C.M : Cosa ha comportato nella tua professione di architetto e designer questa riconciliazione?

P.O. : Mi sono messo a dipingere, a lavorare su me stesso, a creare oggetti.

C.M. : Come definisci il tuo periodo attuale?

P.O. : Lo chiamo “Recreation”, un neologismo che unisce creazione a ricreazione, perché cerco di ritrovare la creatività spontanea e libera dei bambini, che si manifesta nel gioco e che non ha committenti. Sono sardo e mi ispiro alla purezza dell’arte di Maria Lai. 

C.M : Ti dedichi anche all’arte?

P.O. : Cerco di recuperare le radici della mia creatività e penso a come tramandare la memoria. Dedicarsi all’arte e al design consente di dedicarsi alla progettazione di oggetti.

C.M : Quale è oggi l’ambito dei tuoi interventi creativi?

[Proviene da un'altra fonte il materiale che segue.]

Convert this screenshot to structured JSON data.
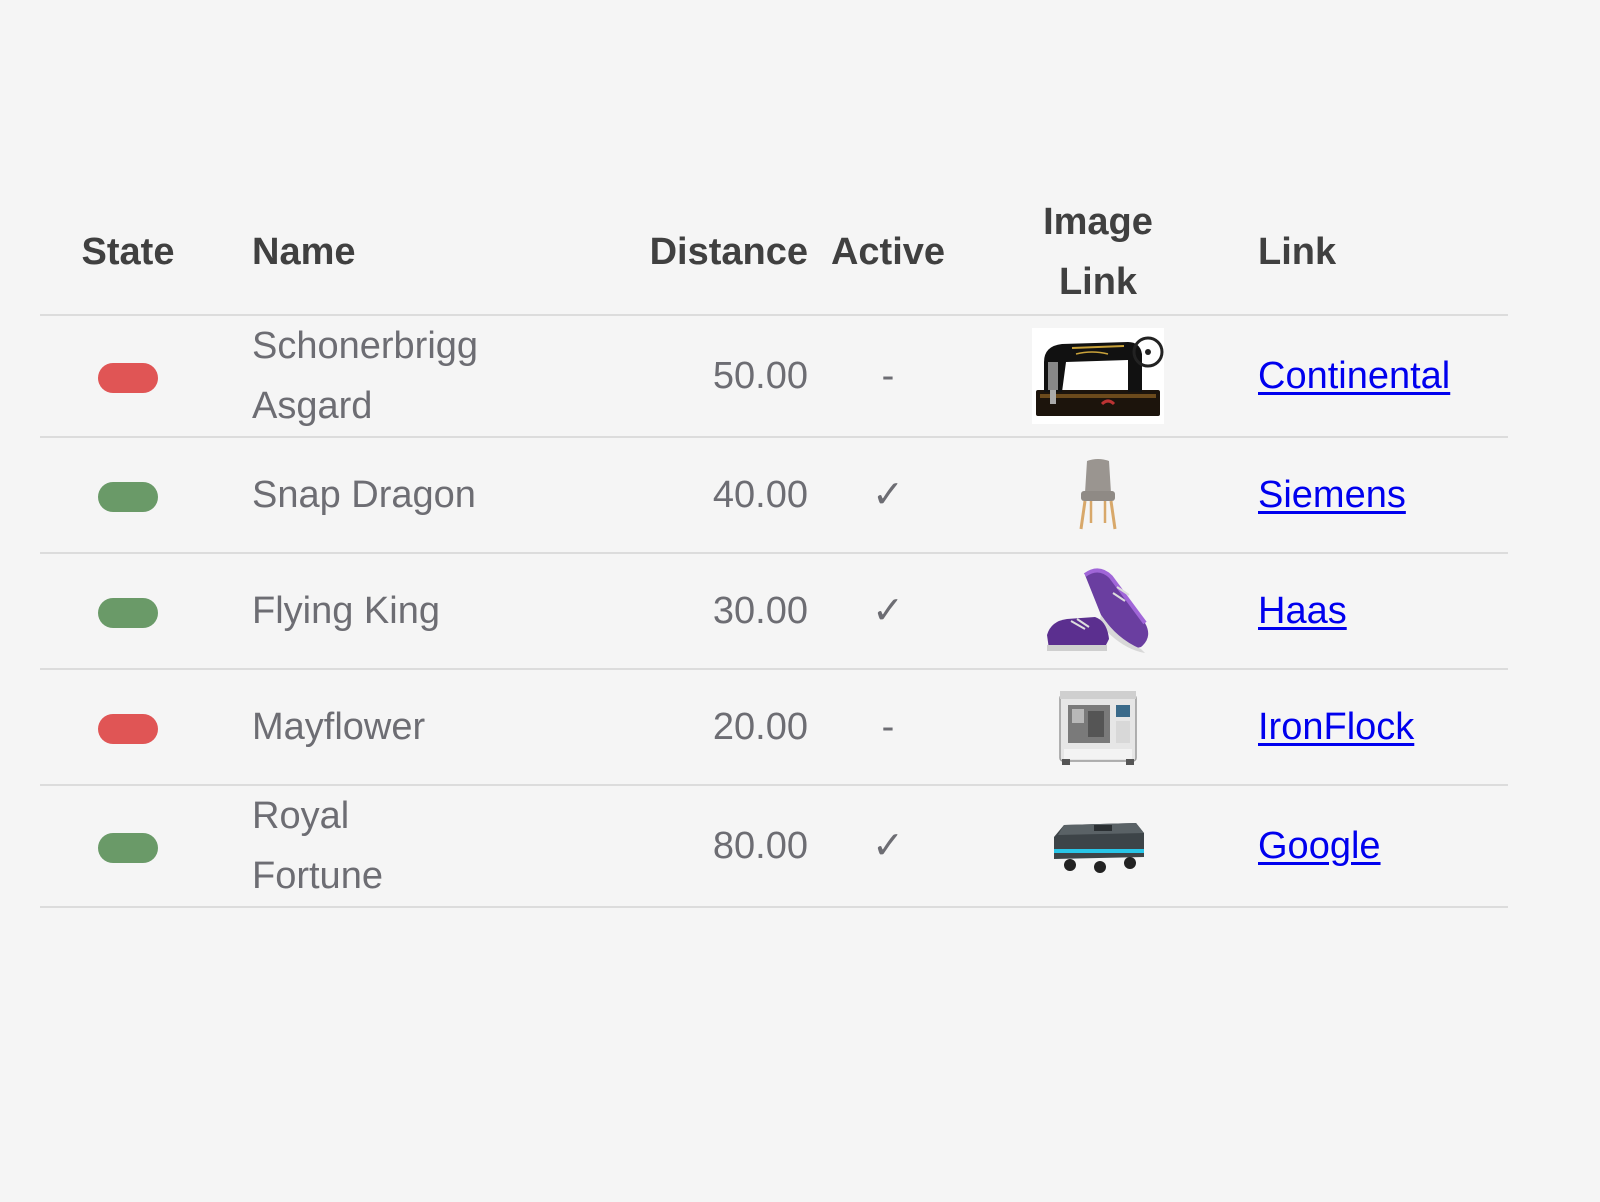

P.O. : Non ho confini, la mia ricerca è focalizzata sul dare un senso ai miei segni. Mi sono dedicato alla ceramica e al suo insegnamento. Ho da sei anni un rapporto con Marioni di Calenzano, che nasce come azienda ceramica. Ho creato la sua nuova identità e sto disegnando arredi e complementi. Sono collezioni eleganti, di lusso, nutrite di citazioni anni 80, ibridate con elementi art déco. Ho ideato a Napoli in via Chiaia il concept del primo negozio di Tramontano, produttore di borse.Realizzo disegni cuciti e ricamati su magliette e borse. Creo degli ‘ex voto per grazia da ricevere’; scrivo un diario con parole cancellate, che rappresenta la contaminazione tra segni e parole e realizzo ‘ex voto dell’attesa’, pensando al particolare momento che stiamo vivendo.